Menjelang Muktamar ke-35 Nahdlatul Ulama (NU) yang digelar di Pondok Pesantren Tambakberas, Jombang, 27-31 Agustus 2026, sejumlah kiai sepuh NU menyampaikan seruan moral melalui Forum Silaturahmi di PBNU Jakarta. KH Muhibbul Aman Aly memaparkan tujuh poin seruan yang menekankan pentingnya muktamar sebagai forum permusyawaratan ulama yang menjunjung adab, akhlak, dan keulamaan. Seruan ini mencakup pencegahan transaksi kepentingan, manipulasi, dan tekanan; penghormatan kedaulatan muktamirin; penempatan AHWA sebagai maqam keulamaan; pengubahan mekanisme pengusulan calon AHWA untuk menghindari pengondisian; serta pengharapan agar muktamar menjadi forum islah dan persatuan yang jujur. Para kiai juga mengusulkan agar AHWA tidak hanya memilih Rais Aam, tetapi dilembagakan sebagai Ahlul Himayah wal Ishlah wat Tahkim untuk mengawasi jalannya NU. KH Ma'ruf Amin menegaskan bahwa pemerintah tidak akan campur tangan dalam proses internal NU dan yakin bahwa muktamar akan berjalan murni sesuai akhlak Nahdlatul Ulama.

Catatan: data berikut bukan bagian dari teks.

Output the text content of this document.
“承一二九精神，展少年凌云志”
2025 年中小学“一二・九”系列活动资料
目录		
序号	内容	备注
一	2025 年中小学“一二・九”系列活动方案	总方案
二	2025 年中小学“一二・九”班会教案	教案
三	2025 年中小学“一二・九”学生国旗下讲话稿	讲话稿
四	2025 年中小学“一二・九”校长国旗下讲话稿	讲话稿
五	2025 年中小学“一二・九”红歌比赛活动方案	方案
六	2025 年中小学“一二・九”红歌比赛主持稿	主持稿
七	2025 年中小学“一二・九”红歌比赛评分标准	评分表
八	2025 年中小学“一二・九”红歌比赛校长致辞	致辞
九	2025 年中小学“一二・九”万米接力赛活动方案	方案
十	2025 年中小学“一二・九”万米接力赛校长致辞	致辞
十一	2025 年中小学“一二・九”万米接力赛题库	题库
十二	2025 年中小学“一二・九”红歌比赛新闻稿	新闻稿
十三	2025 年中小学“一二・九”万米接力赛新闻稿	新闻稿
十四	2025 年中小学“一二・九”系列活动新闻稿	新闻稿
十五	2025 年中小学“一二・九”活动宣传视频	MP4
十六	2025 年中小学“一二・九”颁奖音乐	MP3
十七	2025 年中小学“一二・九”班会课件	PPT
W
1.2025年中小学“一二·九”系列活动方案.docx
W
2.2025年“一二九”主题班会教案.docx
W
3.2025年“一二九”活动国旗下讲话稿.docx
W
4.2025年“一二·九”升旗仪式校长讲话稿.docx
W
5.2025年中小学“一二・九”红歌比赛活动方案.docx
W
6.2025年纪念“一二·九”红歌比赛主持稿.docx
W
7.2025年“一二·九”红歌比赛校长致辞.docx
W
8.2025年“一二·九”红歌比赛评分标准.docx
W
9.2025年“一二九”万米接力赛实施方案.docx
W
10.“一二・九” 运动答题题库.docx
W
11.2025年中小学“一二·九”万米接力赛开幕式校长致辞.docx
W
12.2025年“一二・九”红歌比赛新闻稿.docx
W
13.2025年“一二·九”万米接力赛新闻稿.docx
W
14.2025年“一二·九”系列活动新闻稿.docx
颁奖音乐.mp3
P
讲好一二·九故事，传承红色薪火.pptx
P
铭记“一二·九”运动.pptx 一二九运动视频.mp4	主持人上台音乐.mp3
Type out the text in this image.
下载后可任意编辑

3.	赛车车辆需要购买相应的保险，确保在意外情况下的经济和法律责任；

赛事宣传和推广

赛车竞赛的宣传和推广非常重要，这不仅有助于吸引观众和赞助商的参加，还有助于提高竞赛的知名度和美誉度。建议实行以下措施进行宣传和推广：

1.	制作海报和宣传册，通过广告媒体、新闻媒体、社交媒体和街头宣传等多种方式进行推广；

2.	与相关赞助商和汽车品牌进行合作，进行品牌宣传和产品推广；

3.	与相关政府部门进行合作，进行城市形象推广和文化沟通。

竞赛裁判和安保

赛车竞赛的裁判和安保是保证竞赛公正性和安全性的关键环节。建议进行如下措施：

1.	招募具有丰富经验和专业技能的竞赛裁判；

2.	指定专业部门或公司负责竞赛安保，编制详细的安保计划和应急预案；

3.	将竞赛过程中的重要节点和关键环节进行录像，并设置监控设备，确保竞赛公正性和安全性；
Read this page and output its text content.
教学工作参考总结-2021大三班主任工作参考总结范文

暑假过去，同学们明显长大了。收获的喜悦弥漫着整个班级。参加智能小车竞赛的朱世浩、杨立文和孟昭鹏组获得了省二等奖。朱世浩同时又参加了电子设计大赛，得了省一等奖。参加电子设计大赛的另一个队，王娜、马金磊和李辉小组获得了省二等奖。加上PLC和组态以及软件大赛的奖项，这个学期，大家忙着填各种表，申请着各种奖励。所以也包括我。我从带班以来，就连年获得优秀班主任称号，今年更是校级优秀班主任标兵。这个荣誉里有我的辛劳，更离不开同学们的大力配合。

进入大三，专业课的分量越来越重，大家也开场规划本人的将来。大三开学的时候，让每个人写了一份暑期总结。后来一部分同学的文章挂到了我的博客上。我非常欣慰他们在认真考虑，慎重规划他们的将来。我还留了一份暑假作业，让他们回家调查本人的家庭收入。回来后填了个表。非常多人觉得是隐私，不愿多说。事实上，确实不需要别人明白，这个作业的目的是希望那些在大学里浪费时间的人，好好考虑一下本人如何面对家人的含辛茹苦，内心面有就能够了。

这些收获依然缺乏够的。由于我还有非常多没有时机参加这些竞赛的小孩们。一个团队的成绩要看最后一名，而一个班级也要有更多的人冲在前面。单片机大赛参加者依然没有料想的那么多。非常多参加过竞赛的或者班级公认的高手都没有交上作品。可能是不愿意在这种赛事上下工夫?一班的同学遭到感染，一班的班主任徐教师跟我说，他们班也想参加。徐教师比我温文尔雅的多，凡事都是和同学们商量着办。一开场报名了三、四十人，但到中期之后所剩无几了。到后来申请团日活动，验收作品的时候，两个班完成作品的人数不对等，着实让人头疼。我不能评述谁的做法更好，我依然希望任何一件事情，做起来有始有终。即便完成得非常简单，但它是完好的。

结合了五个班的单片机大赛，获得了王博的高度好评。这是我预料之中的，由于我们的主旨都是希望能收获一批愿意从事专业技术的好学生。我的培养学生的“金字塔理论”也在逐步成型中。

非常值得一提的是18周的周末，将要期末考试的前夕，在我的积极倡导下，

Sementara itu, Gus Ipul, Menteri Sosial dan Sekretaris Jenderal PBNU, menjelaskan bahwa mekanisme pengajuan nama calon Ahlul Halli wal Aqdi (AHWA) sudah dilakukan dalam dua Muktamar NU terakhir di Jombang dan Lampung. Setiap peserta Muktamar mengusulkan sembilan nama calon AHWA berdasarkan hasil musyawarah rapat harian Syuriyah di tingkat wilayah maupun cabang. Dukungan eksternal tidak menjadi penentu akhir karena keputusan akhir tetap mengacu pada keputusan rapat harian Syuriyah-Tanfidziyah masing-masing tingkatan. Gus Ipul menegaskan bahwa mekanisme ini telah diatur dalam AD/ART dan Peraturan Perkumpulan NU, sehingga perubahan harus dilakukan melalui proses Muktamar, bukan hanya berdasarkan pendapat perorangan.

Di sisi lain, Forum Ulama Nahdliyyin (FUN) menggelar Halaqah Jam'iyyah bertema Menyelamatkan Marwah Syuriyah dan Kemuliaan AHWA di Jakarta. KH Mujib Qulyubi menyatakan bahwa sistem AHWA hadir untuk mencegah politik uang, namun PBNU sudah mengeluarkan pedoman lima poin yang sering dilanggar secara prosedural dan substantif. KH Samsul Ma'arif mengkritik ishlah antara Rais Aam Kiai Miftahul Ahyar dan Ketum PBNU Gus Yahya sebagai hanya formalistik dan tidak nyata. KH Adnan Anwar menekankan pentingnya memahami geopolitik kekinian, termasuk ancaman terhadap pesantren dan isu kebangsaan Islam di Indonesia.